Seven years. Gardeners are a patient lot, they have to be. Many plants work on the timescale of years; a year to germinate, a few years to move on from seedling stage, a few more years to mature and then finally flower. It ranges from annuals, which grow, flower and die in a single season, to something like Wisteria, which will have you waiting for up to twenty years for flowers (if it was started from seed). For the plants that I’ve grown from seed, most have taken two years to flower, which is typical of standard herbaceous perennials. Some plants – such as irises and agapanthus – have taken a couple of years more as they need longer to germinate and establish.
The current record of waiting for a plant to flower is about to be handed to the Strelitzia, or the Bird of Paradise plant (also known as the Crane flower). Strelizia is a tropical plant with highly unusual flowers that look like the beak and decorative plumage of an exotic bird, it really is quite breath-taking.

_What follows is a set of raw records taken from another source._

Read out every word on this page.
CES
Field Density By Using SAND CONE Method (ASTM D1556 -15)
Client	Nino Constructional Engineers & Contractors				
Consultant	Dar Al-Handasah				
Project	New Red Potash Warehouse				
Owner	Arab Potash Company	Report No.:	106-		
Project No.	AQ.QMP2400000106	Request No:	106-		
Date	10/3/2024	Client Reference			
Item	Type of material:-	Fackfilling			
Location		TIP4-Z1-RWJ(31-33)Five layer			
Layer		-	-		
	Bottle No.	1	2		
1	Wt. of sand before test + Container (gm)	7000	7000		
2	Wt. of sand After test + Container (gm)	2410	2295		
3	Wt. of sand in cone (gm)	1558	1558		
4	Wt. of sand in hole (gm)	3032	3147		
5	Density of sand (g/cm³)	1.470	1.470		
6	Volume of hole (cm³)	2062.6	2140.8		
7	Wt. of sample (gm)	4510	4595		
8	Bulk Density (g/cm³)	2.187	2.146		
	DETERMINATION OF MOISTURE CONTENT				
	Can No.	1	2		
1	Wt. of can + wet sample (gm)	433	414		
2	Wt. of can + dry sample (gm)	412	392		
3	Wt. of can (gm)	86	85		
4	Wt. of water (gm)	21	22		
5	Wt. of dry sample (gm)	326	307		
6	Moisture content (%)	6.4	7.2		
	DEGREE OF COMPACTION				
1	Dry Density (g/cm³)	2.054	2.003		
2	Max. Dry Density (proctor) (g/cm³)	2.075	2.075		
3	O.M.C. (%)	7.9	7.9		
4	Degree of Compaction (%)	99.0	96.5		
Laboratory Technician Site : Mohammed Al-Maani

Now, after seven years of growing, it is finally on the verge of flowering. The very first “boat” is gradually tipping over to horizontal and colouring, ready to open in couple of weeks. I will finally be able to see this flower in person, in our own home as opposed to in books, the internet or on holiday.
This lone plant of Strelitzia Reginae is all that’s left from a pack of fifteen seeds, only this one germinated, survived and subsequently grew. Over the course of its lifetime it’s been indoors and outdoors, sheltered and exposed, potted on several times, mulched, watered, fed, sunned, shaded, pampered, neglected and had all manner of prayers, sacrifices, curses and fertilizer thrown at it. From the single seed that germinated seven years ago we now have a substantial plant – or I should say plants as this Strelitzia has divided several times, it’s hard to count how many we now have, I’d say about five and a half as it’s also in the middle of dividing as well as flowering. In another year or two it might be fairer to call it a “stand” of Strelitzia.
Strelitzia normally takes four to five years to flower, which still a long time to wait. For some reason, ours had decided to repeatedly divide instead of remaining as a single plant. The bad news was that as the plant put its energy into dividing, it didn’t flower, the good news is that each division will grow away separately and each one can flower, which is the reason why after waiting seven years for a single flower from this plant, four have come along at once; that’s a better track record than busses.
The three tips are the other flower stems
I can’t remember the first time I saw Strelitzia nor whether it was in a book or on holiday, but I became besotted with it. The stunning bird-mimicking flower was like no other I’d ever seen and I had to have it. It’s the reason why I still have this plant, seven years later. I’m not sure I would have had the patience for a plant I didn’t care as much for. There were many times where we nearly lost it (such as when it got blasted by icy wind that turned a whole side black that took two years to recover) and other times where I came close to throwing it out as a lost cause, not worth the hassle of keeping it around, year after year. It had a sickly upbringing, with mottled brown patches and die-back developing on leaves that it is only now managing to out-grow.
I’m so eager to see the first flower open, it’s been seven years in the making but these recent weeks of watching the prepare to open feels like the longest part of the wait.